Von Anja Förtsch 10.07.2017, 16:06
Aufstellung: In Radegast kämpften am Samstag zwölf Teams um den „Radegaster Flunkyball-Cup“.
Aufstellung: In Radegast kämpften am Samstag zwölf Teams um den „Radegaster Flunkyball-Cup“. Heiko Rebsch

Radegast - Ein roter Wagen nähert sich der Radegaster Festwiese, wird langsamer, hält schließlich ganz an. Ein Seniorenehepaar schaut aus dem Fenster auf die Wiese, verwundert, neugierig und durchaus auch ein bisschen verwirrt.

Denn die knapp 100 Personen, die sich an diesem Samstagmittag auf der Festwiese tummeln, sind keine Fußballer. Und auch ein Volksfest findet an diesem Wochenende nicht in dem kleinen 1.000-Einwohner-Ort statt. Nur was machen die ganzen Menschen zwischen den Bierzelten?

Die Antwort heißt Flunkyball. Ein Trinkspiel, das vor Jahren auf den Festival-Campingplätzen in Deutschland auftauchte. Gespielt wird in Teams, die abwechselnd mit einem Ball auf eine Flasche in der Mitte werfen.

Bei einem Treffer darf das Werfer-Team trinken, die Gegner müssen so schnell wie möglich die Flaschen wieder aufstellen. Das Team, das zuerst sein Bier geleert hat, gewinnt.

Idee zum Flunkyball-Cup kam bei einem Festival

Der Radegaster Flunkyball-Cup findet bereits zum sechsten Mal statt. „Zwölf Mannschaften treten in diesem Jahr an, letztes Jahr waren es noch neun“, sagt Johannes Mozdzanowski.

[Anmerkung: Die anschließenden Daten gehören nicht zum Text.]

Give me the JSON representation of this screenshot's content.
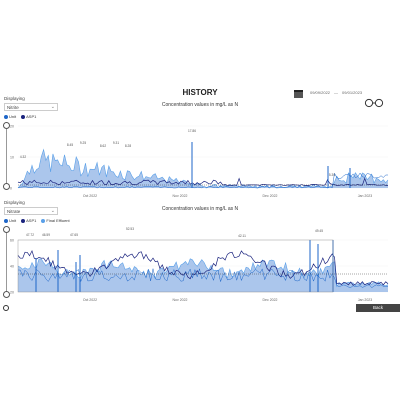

Der gebürtige Radegaster hat das Event ins Leben gerufen und organisiert es - gemeinsam mit vielen Helfern - jedes Jahr. „Die Idee kam auf einem Festival“, erzählt er. „Da hatten wir das Spiel kennengelernt und dachten uns: Das müsste man mal richtig professionell machen.“

Und genau das tat Mozdzanowski. Der Cup ist nicht einfach ein gemeinsames Betrinken im Freien. Auf der Festwiese stehen Bierzelte, Bänke und Tische, es gibt einen Getränkeausschank und einen Grillstand, am Nachmittag - wenn mehr Radegaster zum Zuschauen kommen - auch Kaffee und Kuchen.

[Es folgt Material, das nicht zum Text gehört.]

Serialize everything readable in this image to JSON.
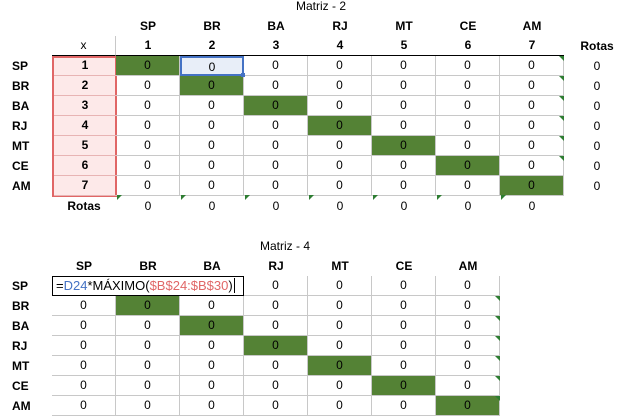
{
  "matrix1": {
    "title": "Matriz - 2",
    "col_labels": [
      "SP",
      "BR",
      "BA",
      "RJ",
      "MT",
      "CE",
      "AM"
    ],
    "index_header": "x",
    "col_numbers": [
      "1",
      "2",
      "3",
      "4",
      "5",
      "6",
      "7"
    ],
    "rotas_col_header": "Rotas",
    "row_labels": [
      "SP",
      "BR",
      "BA",
      "RJ",
      "MT",
      "CE",
      "AM"
    ],
    "row_numbers": [
      "1",
      "2",
      "3",
      "4",
      "5",
      "6",
      "7"
    ],
    "cells": [
      [
        "0",
        "0",
        "0",
        "0",
        "0",
        "0",
        "0"
      ],
      [
        "0",
        "0",
        "0",
        "0",
        "0",
        "0",
        "0"
      ],
      [
        "0",
        "0",
        "0",
        "0",
        "0",
        "0",
        "0"
      ],
      [
        "0",
        "0",
        "0",
        "0",
        "0",
        "0",
        "0"
      ],
      [
        "0",
        "0",
        "0",
        "0",
        "0",
        "0",
        "0"
      ],
      [
        "0",
        "0",
        "0",
        "0",
        "0",
        "0",
        "0"
      ],
      [
        "0",
        "0",
        "0",
        "0",
        "0",
        "0",
        "0"
      ]
    ],
    "row_totals": [
      "0",
      "0",
      "0",
      "0",
      "0",
      "0",
      "0"
    ],
    "rotas_row_label": "Rotas",
    "col_totals": [
      "0",
      "0",
      "0",
      "0",
      "0",
      "0",
      "0"
    ]
  },
  "matrix2": {
    "title": "Matriz - 4",
    "col_labels": [
      "SP",
      "BR",
      "BA",
      "RJ",
      "MT",
      "CE",
      "AM"
    ],
    "row_labels": [
      "SP",
      "BR",
      "BA",
      "RJ",
      "MT",
      "CE",
      "AM"
    ],
    "formula": {
      "prefix": "=",
      "ref1": "D24",
      "middle": "*MÁXIMO(",
      "ref2": "$B$24:$B$30",
      "suffix": ")"
    },
    "cells": [
      [
        "",
        "",
        "",
        "0",
        "0",
        "0",
        "0"
      ],
      [
        "0",
        "0",
        "0",
        "0",
        "0",
        "0",
        "0"
      ],
      [
        "0",
        "0",
        "0",
        "0",
        "0",
        "0",
        "0"
      ],
      [
        "0",
        "0",
        "0",
        "0",
        "0",
        "0",
        "0"
      ],
      [
        "0",
        "0",
        "0",
        "0",
        "0",
        "0",
        "0"
      ],
      [
        "0",
        "0",
        "0",
        "0",
        "0",
        "0",
        "0"
      ],
      [
        "0",
        "0",
        "0",
        "0",
        "0",
        "0",
        "0"
      ]
    ]
  },
  "colors": {
    "diagonal_fill": "#548235",
    "row_header_highlight": "#e06666",
    "selection_border": "#4472c4",
    "formula_ref_blue": "#4472c4",
    "formula_ref_red": "#e06666"
  }
}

Mannschaften aus Köthen, Bernburg, Berlin und Leipzig

Für die Sicherheit sind stets Mitglieder der Freiwilligen Feuerwehr dabei, gebraucht wurden die aber noch nie. „Wir haben recht klein angefangen und überlegen uns jedes Jahr etwas neues Kleines, das dazu kommt“, sagt Mozdzanowski.

„Im letzten Jahr war das der Bildschirm mit den Live-Spielständen, in diesem Jahr ist es der aufstellbare ’Flunkyball’-Schriftzug.“ Und auch was die Teilnehmer angeht, zieht das Turnier immer weitere Kreise: „In diesem Jahr sind Mannschaften aus Köthen, Bernburg, aus Leipzig und sogar aus Berlin dabei.“

Eines dieser Teams trägt den klangvollen Namen „800g Gehacktes“. Die Köthener sind seit dem ersten Cup dabei. „Mittlerweile ist es so eine Sache im Jahr, auf die man sich immer schon vorher freut“, sagt Teammitglied Michael Walter.

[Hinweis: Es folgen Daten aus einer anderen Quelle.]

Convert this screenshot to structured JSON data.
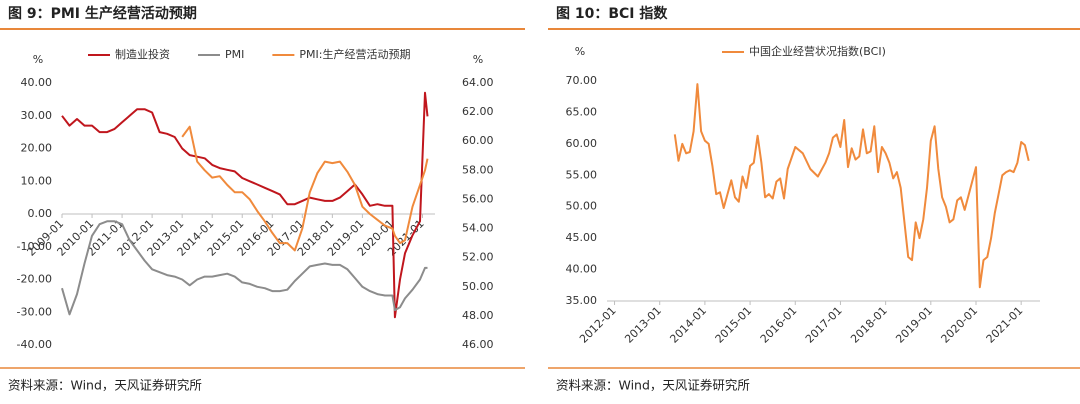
{
  "chart_data": [
    {
      "type": "line",
      "title": "图 9：PMI 生产经营活动预期",
      "source": "资料来源：Wind，天风证券研究所",
      "ylabel": "%",
      "y2label": "%",
      "legend": "top",
      "x": [
        "2009-01",
        "2009-04",
        "2009-07",
        "2009-10",
        "2010-01",
        "2010-04",
        "2010-07",
        "2010-10",
        "2011-01",
        "2011-04",
        "2011-07",
        "2011-10",
        "2012-01",
        "2012-04",
        "2012-07",
        "2012-10",
        "2013-01",
        "2013-04",
        "2013-07",
        "2013-10",
        "2014-01",
        "2014-04",
        "2014-07",
        "2014-10",
        "2015-01",
        "2015-04",
        "2015-07",
        "2015-10",
        "2016-01",
        "2016-04",
        "2016-07",
        "2016-10",
        "2017-01",
        "2017-04",
        "2017-07",
        "2017-10",
        "2018-01",
        "2018-04",
        "2018-07",
        "2018-10",
        "2019-01",
        "2019-04",
        "2019-07",
        "2019-10",
        "2020-01",
        "2020-02",
        "2020-04",
        "2020-06",
        "2020-09",
        "2020-12",
        "2021-02",
        "2021-03"
      ],
      "series": [
        {
          "name": "制造业投资",
          "color": "#c0161d",
          "axis": "y",
          "values": [
            30,
            27,
            29,
            27,
            27,
            25,
            25,
            26,
            28,
            30,
            32,
            32,
            31,
            25,
            24.5,
            23.5,
            20,
            18,
            17.5,
            17,
            15,
            14,
            13.5,
            13,
            11,
            10,
            9,
            8,
            7,
            6,
            3,
            3,
            4,
            5,
            4.5,
            4,
            4,
            5,
            7,
            9,
            6,
            2.5,
            3,
            2.5,
            2.5,
            -31.5,
            -20,
            -12,
            -6.5,
            -2.2,
            37,
            29.8
          ]
        },
        {
          "name": "PMI",
          "color": "#8c8c8c",
          "axis": "y2",
          "values": [
            49.9,
            48.1,
            49.5,
            51.6,
            53.5,
            54.3,
            54.5,
            54.5,
            54.3,
            53.2,
            52.5,
            51.8,
            51.2,
            51.0,
            50.8,
            50.7,
            50.5,
            50.1,
            50.5,
            50.7,
            50.7,
            50.8,
            50.9,
            50.7,
            50.3,
            50.2,
            50.0,
            49.9,
            49.7,
            49.7,
            49.8,
            50.4,
            50.9,
            51.4,
            51.5,
            51.6,
            51.5,
            51.5,
            51.2,
            50.6,
            50.0,
            49.7,
            49.5,
            49.4,
            49.4,
            48.4,
            48.6,
            49.2,
            49.8,
            50.5,
            51.3,
            51.3
          ]
        },
        {
          "name": "PMI:生产经营活动预期",
          "color": "#f08a3c",
          "axis": "y2",
          "values": [
            null,
            null,
            null,
            null,
            null,
            null,
            null,
            null,
            null,
            null,
            null,
            null,
            null,
            null,
            null,
            null,
            60.3,
            61.0,
            58.6,
            58,
            57.5,
            57.6,
            57.0,
            56.5,
            56.5,
            56.0,
            55.2,
            54.5,
            53.7,
            53.0,
            53.0,
            52.5,
            54,
            56.5,
            57.8,
            58.6,
            58.5,
            58.6,
            57.9,
            57.0,
            55.5,
            55.0,
            54.6,
            54.2,
            54.0,
            53.5,
            53.0,
            53.2,
            55.5,
            57.0,
            58.0,
            58.8
          ]
        }
      ],
      "xlim": [
        "2009-01",
        "2021-06"
      ],
      "xticks": [
        "2009-01",
        "2010-01",
        "2011-01",
        "2012-01",
        "2013-01",
        "2014-01",
        "2015-01",
        "2016-01",
        "2017-01",
        "2018-01",
        "2019-01",
        "2020-01",
        "2021-01"
      ],
      "ylim": [
        -40,
        40
      ],
      "yticks": [
        {
          "value": -40,
          "label": "-40.00"
        },
        {
          "value": -30,
          "label": "-30.00"
        },
        {
          "value": -20,
          "label": "-20.00"
        },
        {
          "value": -10,
          "label": "-10.00"
        },
        {
          "value": 0,
          "label": "0.00"
        },
        {
          "value": 10,
          "label": "10.00"
        },
        {
          "value": 20,
          "label": "20.00"
        },
        {
          "value": 30,
          "label": "30.00"
        },
        {
          "value": 40,
          "label": "40.00"
        }
      ],
      "y2lim": [
        46,
        64
      ],
      "y2ticks": [
        {
          "value": 46,
          "label": "46.00"
        },
        {
          "value": 48,
          "label": "48.00"
        },
        {
          "value": 50,
          "label": "50.00"
        },
        {
          "value": 52,
          "label": "52.00"
        },
        {
          "value": 54,
          "label": "54.00"
        },
        {
          "value": 56,
          "label": "56.00"
        },
        {
          "value": 58,
          "label": "58.00"
        },
        {
          "value": 60,
          "label": "60.00"
        },
        {
          "value": 62,
          "label": "62.00"
        },
        {
          "value": 64,
          "label": "64.00"
        }
      ]
    },
    {
      "type": "line",
      "title": "图 10：BCI 指数",
      "source": "资料来源：Wind，天风证券研究所",
      "ylabel": "%",
      "legend": "top",
      "x": [
        "2013-05",
        "2013-06",
        "2013-07",
        "2013-08",
        "2013-09",
        "2013-10",
        "2013-11",
        "2013-12",
        "2014-01",
        "2014-02",
        "2014-03",
        "2014-04",
        "2014-05",
        "2014-06",
        "2014-07",
        "2014-08",
        "2014-09",
        "2014-10",
        "2014-11",
        "2014-12",
        "2015-01",
        "2015-02",
        "2015-03",
        "2015-04",
        "2015-05",
        "2015-06",
        "2015-07",
        "2015-08",
        "2015-09",
        "2015-10",
        "2015-11",
        "2016-01",
        "2016-03",
        "2016-05",
        "2016-07",
        "2016-09",
        "2016-10",
        "2016-11",
        "2016-12",
        "2017-01",
        "2017-02",
        "2017-03",
        "2017-04",
        "2017-05",
        "2017-06",
        "2017-07",
        "2017-08",
        "2017-09",
        "2017-10",
        "2017-11",
        "2017-12",
        "2018-01",
        "2018-02",
        "2018-03",
        "2018-04",
        "2018-05",
        "2018-07",
        "2018-08",
        "2018-09",
        "2018-10",
        "2018-11",
        "2018-12",
        "2019-01",
        "2019-02",
        "2019-03",
        "2019-04",
        "2019-05",
        "2019-06",
        "2019-07",
        "2019-08",
        "2019-09",
        "2019-10",
        "2020-01",
        "2020-02",
        "2020-03",
        "2020-04",
        "2020-05",
        "2020-06",
        "2020-07",
        "2020-08",
        "2020-09",
        "2020-10",
        "2020-11",
        "2020-12",
        "2021-01",
        "2021-02",
        "2021-03"
      ],
      "series": [
        {
          "name": "中国企业经营状况指数(BCI)",
          "color": "#f08a3c",
          "axis": "y",
          "values": [
            61.5,
            57.3,
            60,
            58.5,
            58.7,
            62,
            69.5,
            62,
            60.5,
            60,
            56.5,
            52,
            52.3,
            49.8,
            52,
            54.2,
            51.5,
            50.8,
            54.8,
            53,
            56.5,
            57,
            61.3,
            57,
            51.5,
            52,
            51.3,
            54,
            54.5,
            51.3,
            56,
            59.5,
            58.5,
            56,
            54.8,
            57,
            58.5,
            61,
            61.5,
            59.5,
            63.8,
            56.3,
            59.3,
            57.5,
            58,
            62.3,
            58.5,
            58.8,
            62.8,
            55.5,
            59.5,
            58.5,
            57,
            54.5,
            55.5,
            53,
            42,
            41.5,
            47.5,
            45,
            48,
            53,
            60.5,
            62.8,
            56,
            51.5,
            50,
            47.5,
            48,
            51,
            51.5,
            49.5,
            56.3,
            37.2,
            41.5,
            42,
            45,
            49,
            52,
            55,
            55.5,
            55.8,
            55.5,
            57,
            60.3,
            59.8,
            57.3
          ]
        }
      ],
      "xlim": [
        "2011-11",
        "2021-06"
      ],
      "xticks": [
        "2012-01",
        "2013-01",
        "2014-01",
        "2015-01",
        "2016-01",
        "2017-01",
        "2018-01",
        "2019-01",
        "2020-01",
        "2021-01"
      ],
      "ylim": [
        35,
        70
      ],
      "yticks": [
        {
          "value": 35,
          "label": "35.00"
        },
        {
          "value": 40,
          "label": "40.00"
        },
        {
          "value": 45,
          "label": "45.00"
        },
        {
          "value": 50,
          "label": "50.00"
        },
        {
          "value": 55,
          "label": "55.00"
        },
        {
          "value": 60,
          "label": "60.00"
        },
        {
          "value": 65,
          "label": "65.00"
        },
        {
          "value": 70,
          "label": "70.00"
        }
      ]
    }
  ]
}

Und von Jahr zu Jahr verbessere sich die Veranstaltung sogar. „Es ist einfach klasse hier, in Radegast ist immer was los“, so Walter. „Und auch die Leute hier sind cool drauf, es gibt einen richtigen Zusammenhalt und es kommt nie Streit auf.“

Flunkyball-Cup zwischen Volksfest und Sportevent

Das zeigt sich, wohin man auch blickt: Die Teams feuern sich gegenseitig an, einzelne Spieler üben vor ihrem nächsten Spiel am Rand das Werfen, die „Flunkyladies“ flechten sich gegenseitig die Haare.

„Kann ich mir auch einen Schmetterling ins Gesicht schminken lassen?“, fragt einer im Vorbeigehen und lacht. Ein bisschen erinnert doch alles an ein kleines Volksfest.

Wird der Cup dann etwa mal noch zu einem richtigen, großen Volksfest? „Nein, es wird wohl in dem Rahmen bleiben“, winkt Thomas Morch ab. Er ist zweiter Vorsitzender des SV Schwarz-Gelb Radegast und hilft jedes Jahr bei der Organisation.

„Wir mussten sogar teilweise schon einen Annahmestopp verhängen. So schön wie es ist, aber irgendwann sprengt es den Rahmen. Bei zwölf Teams dauert der Cup ja schon von 10 bis 20 Uhr“, so Morch. „Dabei muss man auch sagen: Ohne die vielen Helfer, wäre das alles gar nicht möglich.“

Radegast unternimmt viel, um die Jugend im Ort zu halten

Geholfen hat übrigens sogar Radegasts Bürgermeister Michael Graf, der im Vorfeld eigenhändig den Rasen der Festwiese gemäht hat. „Für unsere Vereine machen wir alles“, sagt Graf. Und das zahlt sich aus: In Zeiten, in denen immer mehr kleine Orte im Land über Fortzüge und Aussterben klagen, zeigt Radegast, wie es funktionieren kann.

„In Radegast gibt es noch viele junge Leute und es werden wieder mehr Kinder geboren“, sagt Jörn-Torsten Mozdzanowski, der Vater von Johannes Mozdzanowski und Vorsitzende des Vereins Radegast (be)leben.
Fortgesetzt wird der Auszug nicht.